AudioCrawler is a Python-based web scraper project built using Selenium, designed to extract audiobook information from the Audible website using a headless Chrome browser. It navigates through multiple pages and collects structured data for further analysis.
- Title
- Subtitle
- Author & Narrator
- Duration (converted to total minutes)
- Release Date
- Language
- Rating and Rating Count
- Utilizes explicit waits to reliably capture dynamically loaded elements.
- Handles dynamic pagination to scrape data across all pages.
- Cleans and transforms raw text using regular expressions and Pandas.
- Exports the final structured dataset to a CSV file (
ebooks_data.csv).
- Selenium: Automates browser interactions and scrapes web elements.
- Pandas: Stores, manipulates, and exports data in tabular format.
- re (Regular Expressions): Cleans and parses text fields (e.g., durations, ratings).
- time: (Optional) Adds delays between interactions, although explicit waits are used instead.
I learned the practical difference between implicit and explicit waits in Selenium.
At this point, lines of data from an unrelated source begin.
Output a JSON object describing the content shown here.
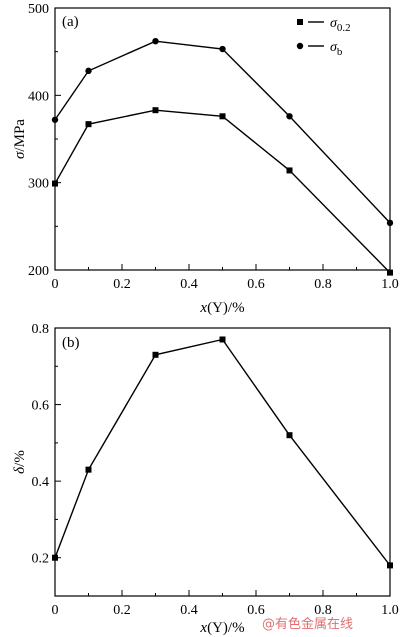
{
  "chart_data": [
    {
      "type": "line",
      "panel_label": "(a)",
      "xlabel": "x(Y)/%",
      "ylabel": "σ/MPa",
      "xlim": [
        0,
        1.0
      ],
      "ylim": [
        200,
        500
      ],
      "x_ticks": [
        "0",
        "0.2",
        "0.4",
        "0.6",
        "0.8",
        "1.0"
      ],
      "y_ticks": [
        "200",
        "300",
        "400",
        "500"
      ],
      "legend_position": "top-right",
      "series": [
        {
          "name": "σ0.2",
          "marker": "square",
          "x": [
            0,
            0.1,
            0.3,
            0.5,
            0.7,
            1.0
          ],
          "values": [
            299,
            367,
            383,
            376,
            314,
            197
          ]
        },
        {
          "name": "σb",
          "marker": "circle",
          "x": [
            0,
            0.1,
            0.3,
            0.5,
            0.7,
            1.0
          ],
          "values": [
            372,
            428,
            462,
            453,
            376,
            254
          ]
        }
      ]
    },
    {
      "type": "line",
      "panel_label": "(b)",
      "xlabel": "x(Y)/%",
      "ylabel": "δ/%",
      "xlim": [
        0,
        1.0
      ],
      "ylim": [
        0.1,
        0.8
      ],
      "x_ticks": [
        "0",
        "0.2",
        "0.4",
        "0.6",
        "0.8",
        "1.0"
      ],
      "y_ticks": [
        "0.2",
        "0.4",
        "0.6",
        "0.8"
      ],
      "series": [
        {
          "marker": "square",
          "x": [
            0,
            0.1,
            0.3,
            0.5,
            0.7,
            1.0
          ],
          "values": [
            0.2,
            0.43,
            0.73,
            0.77,
            0.52,
            0.18
          ]
        }
      ]
    }
  ],
  "watermark": "@有色金属在线"
}
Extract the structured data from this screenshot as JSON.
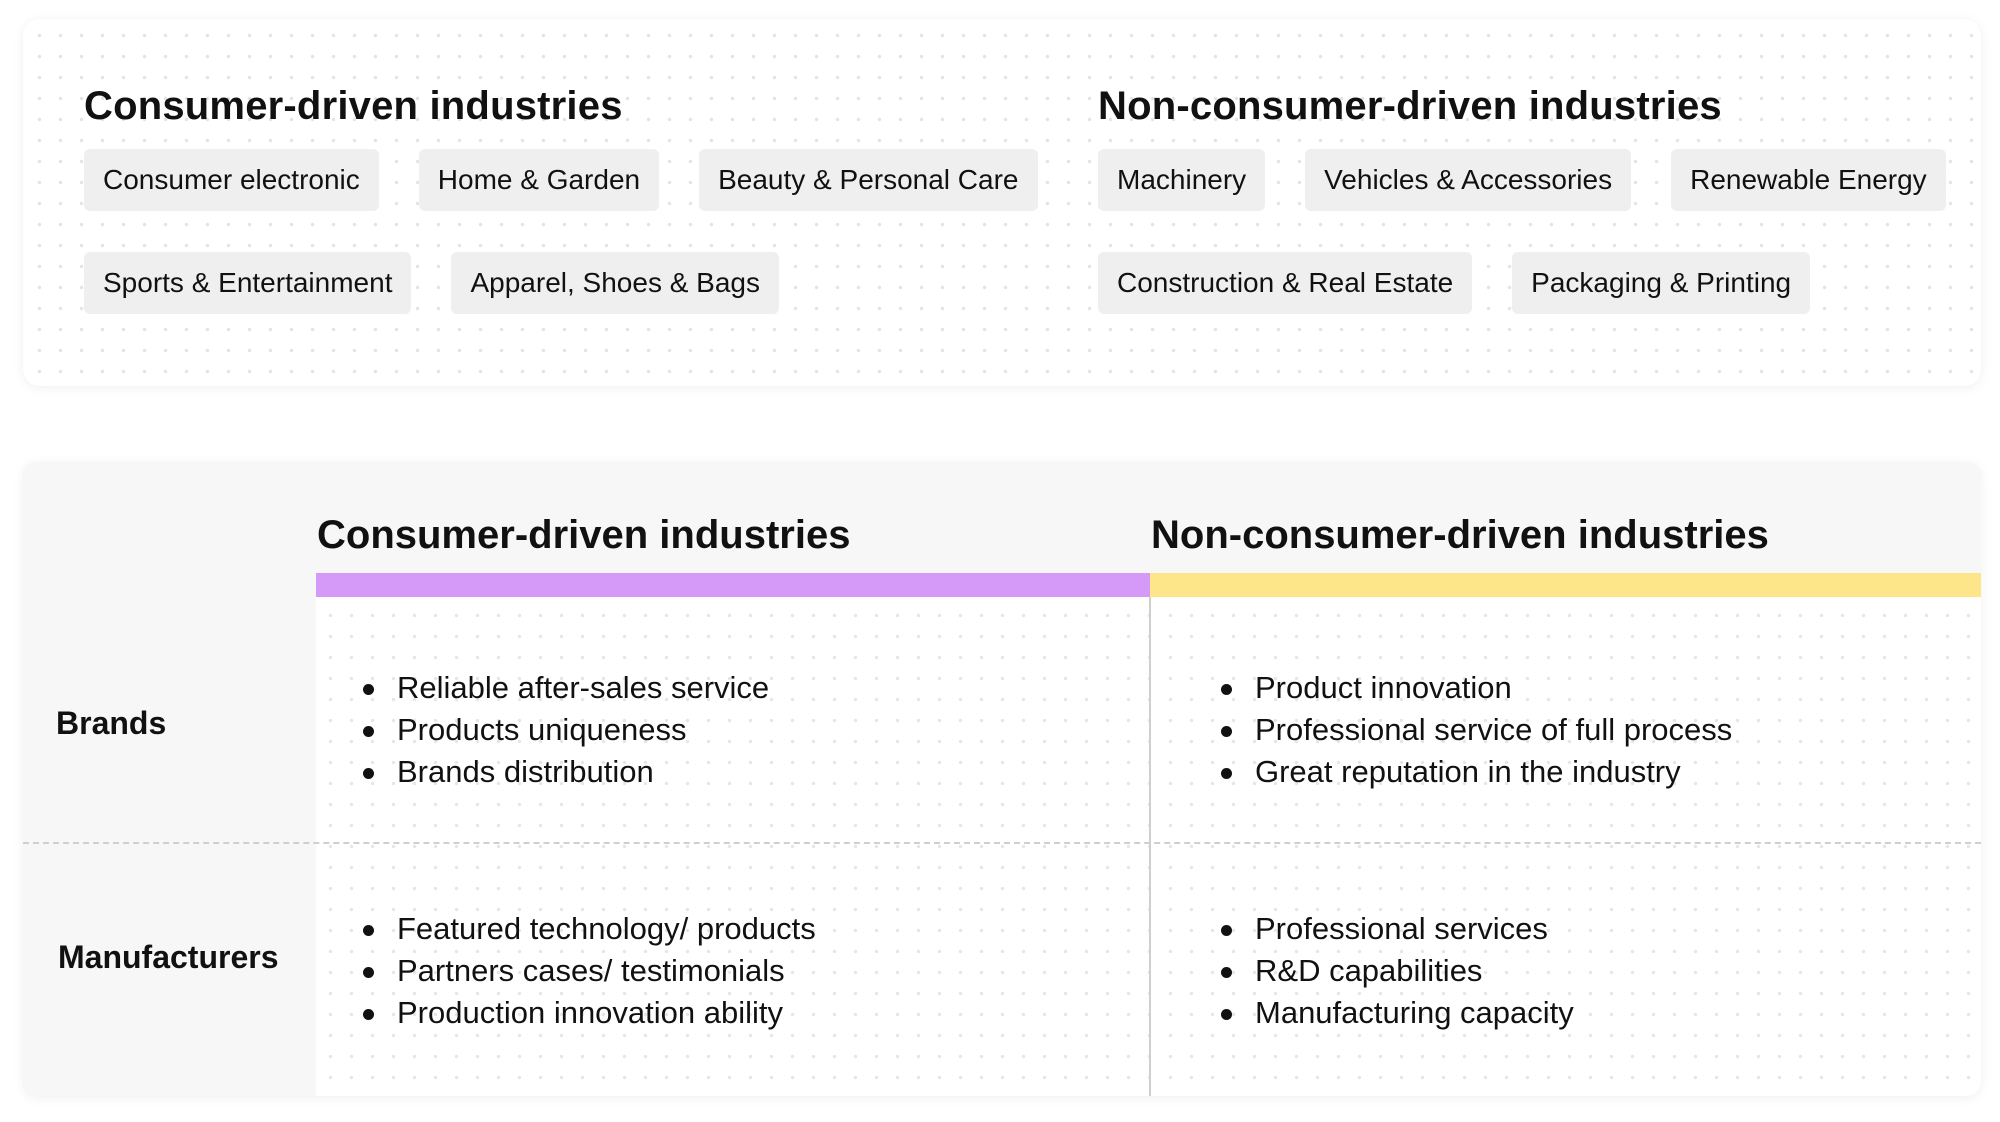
{
  "top": {
    "left": {
      "title": "Consumer-driven industries",
      "tags": [
        [
          "Consumer electronic",
          "Home & Garden",
          "Beauty & Personal Care"
        ],
        [
          "Sports & Entertainment",
          "Apparel, Shoes & Bags"
        ]
      ]
    },
    "right": {
      "title": "Non-consumer-driven industries",
      "tags": [
        [
          "Machinery",
          "Vehicles & Accessories",
          "Renewable Energy"
        ],
        [
          "Construction & Real Estate",
          "Packaging & Printing"
        ]
      ]
    }
  },
  "matrix": {
    "columns": [
      {
        "title": "Consumer-driven industries",
        "color": "#d59af7"
      },
      {
        "title": "Non-consumer-driven industries",
        "color": "#fde58a"
      }
    ],
    "rows": [
      {
        "label": "Brands",
        "cells": [
          [
            "Reliable after-sales service",
            "Products uniqueness",
            "Brands distribution"
          ],
          [
            "Product innovation",
            "Professional service of full process",
            "Great reputation in the industry"
          ]
        ]
      },
      {
        "label": "Manufacturers",
        "cells": [
          [
            "Featured technology/ products",
            "Partners cases/ testimonials",
            "Production innovation ability"
          ],
          [
            "Professional services",
            "R&D capabilities",
            "Manufacturing capacity"
          ]
        ]
      }
    ]
  }
}
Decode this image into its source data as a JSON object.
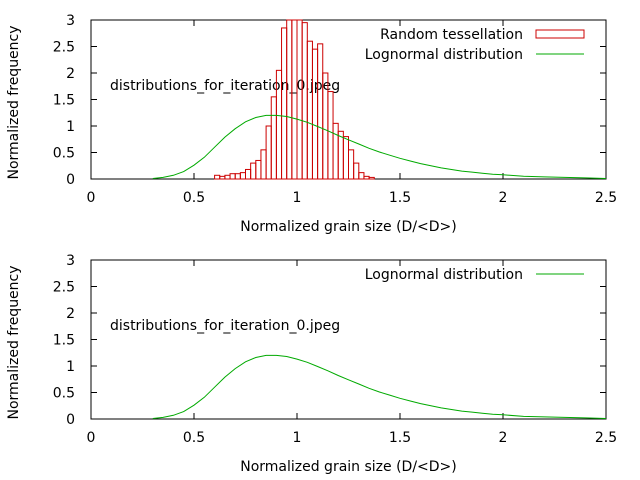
{
  "chart_data": [
    {
      "type": "bar",
      "title": "",
      "annotation": "distributions_for_iteration_0.jpeg",
      "xlabel": "Normalized grain size (D/<D>)",
      "ylabel": "Normalized frequency",
      "xlim": [
        0,
        2.5
      ],
      "ylim": [
        0,
        3
      ],
      "xticks": [
        "0",
        "0.5",
        "1",
        "1.5",
        "2",
        "2.5"
      ],
      "yticks": [
        "0",
        "0.5",
        "1",
        "1.5",
        "2",
        "2.5",
        "3"
      ],
      "grid": false,
      "legend": "top-right",
      "series": [
        {
          "name": "Random tessellation",
          "style": "histogram",
          "color": "#cc0000",
          "bin_width": 0.025,
          "bins": [
            {
              "x": 0.6,
              "y": 0.07
            },
            {
              "x": 0.625,
              "y": 0.05
            },
            {
              "x": 0.65,
              "y": 0.07
            },
            {
              "x": 0.675,
              "y": 0.1
            },
            {
              "x": 0.7,
              "y": 0.1
            },
            {
              "x": 0.725,
              "y": 0.12
            },
            {
              "x": 0.75,
              "y": 0.18
            },
            {
              "x": 0.775,
              "y": 0.3
            },
            {
              "x": 0.8,
              "y": 0.35
            },
            {
              "x": 0.825,
              "y": 0.55
            },
            {
              "x": 0.85,
              "y": 1.0
            },
            {
              "x": 0.875,
              "y": 1.55
            },
            {
              "x": 0.9,
              "y": 2.05
            },
            {
              "x": 0.925,
              "y": 2.85
            },
            {
              "x": 0.95,
              "y": 3.0
            },
            {
              "x": 0.975,
              "y": 3.0
            },
            {
              "x": 1.0,
              "y": 3.0
            },
            {
              "x": 1.025,
              "y": 2.95
            },
            {
              "x": 1.05,
              "y": 2.6
            },
            {
              "x": 1.075,
              "y": 2.45
            },
            {
              "x": 1.1,
              "y": 2.55
            },
            {
              "x": 1.125,
              "y": 2.0
            },
            {
              "x": 1.15,
              "y": 1.65
            },
            {
              "x": 1.175,
              "y": 1.05
            },
            {
              "x": 1.2,
              "y": 0.9
            },
            {
              "x": 1.225,
              "y": 0.8
            },
            {
              "x": 1.25,
              "y": 0.55
            },
            {
              "x": 1.275,
              "y": 0.3
            },
            {
              "x": 1.3,
              "y": 0.12
            },
            {
              "x": 1.325,
              "y": 0.05
            },
            {
              "x": 1.35,
              "y": 0.03
            }
          ]
        },
        {
          "name": "Lognormal distribution",
          "style": "line",
          "color": "#00aa00",
          "x": [
            0.3,
            0.35,
            0.4,
            0.45,
            0.5,
            0.55,
            0.6,
            0.65,
            0.7,
            0.75,
            0.8,
            0.85,
            0.9,
            0.95,
            1.0,
            1.05,
            1.1,
            1.15,
            1.2,
            1.25,
            1.3,
            1.35,
            1.4,
            1.45,
            1.5,
            1.55,
            1.6,
            1.65,
            1.7,
            1.75,
            1.8,
            1.85,
            1.9,
            1.95,
            2.0,
            2.1,
            2.2,
            2.3,
            2.4,
            2.5
          ],
          "y": [
            0.01,
            0.03,
            0.07,
            0.14,
            0.26,
            0.41,
            0.6,
            0.79,
            0.95,
            1.08,
            1.16,
            1.2,
            1.2,
            1.18,
            1.13,
            1.07,
            0.99,
            0.91,
            0.82,
            0.74,
            0.66,
            0.58,
            0.51,
            0.45,
            0.39,
            0.34,
            0.29,
            0.25,
            0.21,
            0.18,
            0.15,
            0.13,
            0.11,
            0.09,
            0.08,
            0.05,
            0.04,
            0.03,
            0.02,
            0.01
          ]
        }
      ]
    },
    {
      "type": "line",
      "title": "",
      "annotation": "distributions_for_iteration_0.jpeg",
      "xlabel": "Normalized grain size (D/<D>)",
      "ylabel": "Normalized frequency",
      "xlim": [
        0,
        2.5
      ],
      "ylim": [
        0,
        3
      ],
      "xticks": [
        "0",
        "0.5",
        "1",
        "1.5",
        "2",
        "2.5"
      ],
      "yticks": [
        "0",
        "0.5",
        "1",
        "1.5",
        "2",
        "2.5",
        "3"
      ],
      "grid": false,
      "legend": "top-right",
      "series": [
        {
          "name": "Lognormal distribution",
          "style": "line",
          "color": "#00aa00",
          "x": [
            0.3,
            0.35,
            0.4,
            0.45,
            0.5,
            0.55,
            0.6,
            0.65,
            0.7,
            0.75,
            0.8,
            0.85,
            0.9,
            0.95,
            1.0,
            1.05,
            1.1,
            1.15,
            1.2,
            1.25,
            1.3,
            1.35,
            1.4,
            1.45,
            1.5,
            1.55,
            1.6,
            1.65,
            1.7,
            1.75,
            1.8,
            1.85,
            1.9,
            1.95,
            2.0,
            2.1,
            2.2,
            2.3,
            2.4,
            2.5
          ],
          "y": [
            0.01,
            0.03,
            0.07,
            0.14,
            0.26,
            0.41,
            0.6,
            0.79,
            0.95,
            1.08,
            1.16,
            1.2,
            1.2,
            1.18,
            1.13,
            1.07,
            0.99,
            0.91,
            0.82,
            0.74,
            0.66,
            0.58,
            0.51,
            0.45,
            0.39,
            0.34,
            0.29,
            0.25,
            0.21,
            0.18,
            0.15,
            0.13,
            0.11,
            0.09,
            0.08,
            0.05,
            0.04,
            0.03,
            0.02,
            0.01
          ]
        }
      ]
    }
  ]
}
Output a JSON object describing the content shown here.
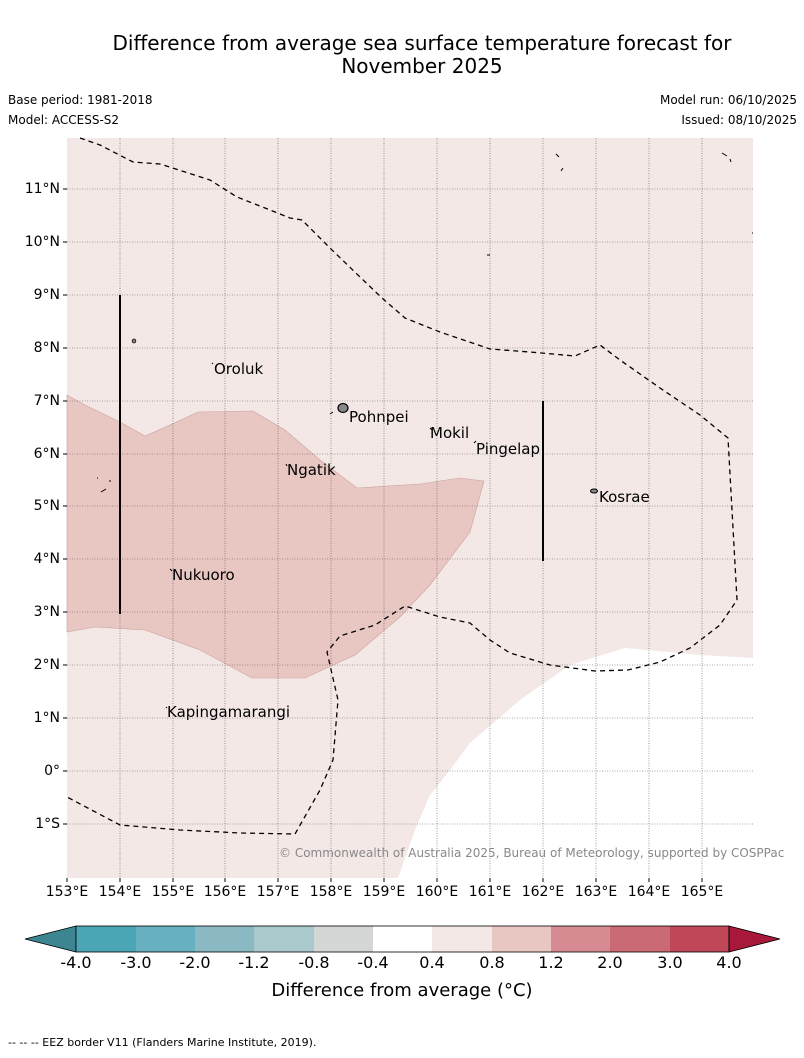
{
  "title": {
    "line1": "Difference from average sea surface temperature forecast for",
    "line2": "November 2025"
  },
  "meta": {
    "base_period": "Base period: 1981-2018",
    "model": "Model: ACCESS-S2",
    "model_run": "Model run: 06/10/2025",
    "issued": "Issued: 08/10/2025"
  },
  "map": {
    "latitude_labels": [
      "11°N",
      "10°N",
      "9°N",
      "8°N",
      "7°N",
      "6°N",
      "5°N",
      "4°N",
      "3°N",
      "2°N",
      "1°N",
      "0°",
      "1°S"
    ],
    "longitude_labels": [
      "153°E",
      "154°E",
      "155°E",
      "156°E",
      "157°E",
      "158°E",
      "159°E",
      "160°E",
      "161°E",
      "162°E",
      "163°E",
      "164°E",
      "165°E"
    ],
    "places": [
      "Oroluk",
      "Pohnpei",
      "Mokil",
      "Pingelap",
      "Ngatik",
      "Kosrae",
      "Nukuoro",
      "Kapingamarangi"
    ],
    "copyright": "© Commonwealth of Australia 2025, Bureau of Meteorology, supported by COSPPac",
    "colors": {
      "band_0_4_to_0_8": "#f4e8e7",
      "band_0_8_to_1_2": "#e8c6c2",
      "no_data": "#ffffff"
    }
  },
  "colorbar": {
    "ticks": [
      "-4.0",
      "-3.0",
      "-2.0",
      "-1.2",
      "-0.8",
      "-0.4",
      "0.4",
      "0.8",
      "1.2",
      "2.0",
      "3.0",
      "4.0"
    ],
    "colors": [
      "#3c8591",
      "#4aa5b5",
      "#67b0bf",
      "#8ab9c3",
      "#a9c9cc",
      "#d4d7d6",
      "#ffffff",
      "#f4e8e7",
      "#e8c6c2",
      "#d68b93",
      "#ca6a74",
      "#c04757",
      "#a8183a"
    ],
    "label": "Difference from average (°C)"
  },
  "footer": "--  --  -- EEZ border V11 (Flanders Marine Institute, 2019)."
}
Implicit waits apply globally and may cause unnecessary delays, while explicit waits allow precise control by targeting specific conditions, improving scraping efficiency and reliability. Additionally, I learned how to implement dynamic pagination by iterating through pages and programmatically interacting with navigation elements. This project helped me strengthen my understanding of web automation, data extraction, and data cleaning using Python.
The scraped data is saved as a CSV file:
ebooks_data.csv
This project demonstrates practical skills in web automation, data extraction, and preprocessing for analysis or machine learning workflows.
Feel free to clone, explore, or extend this project!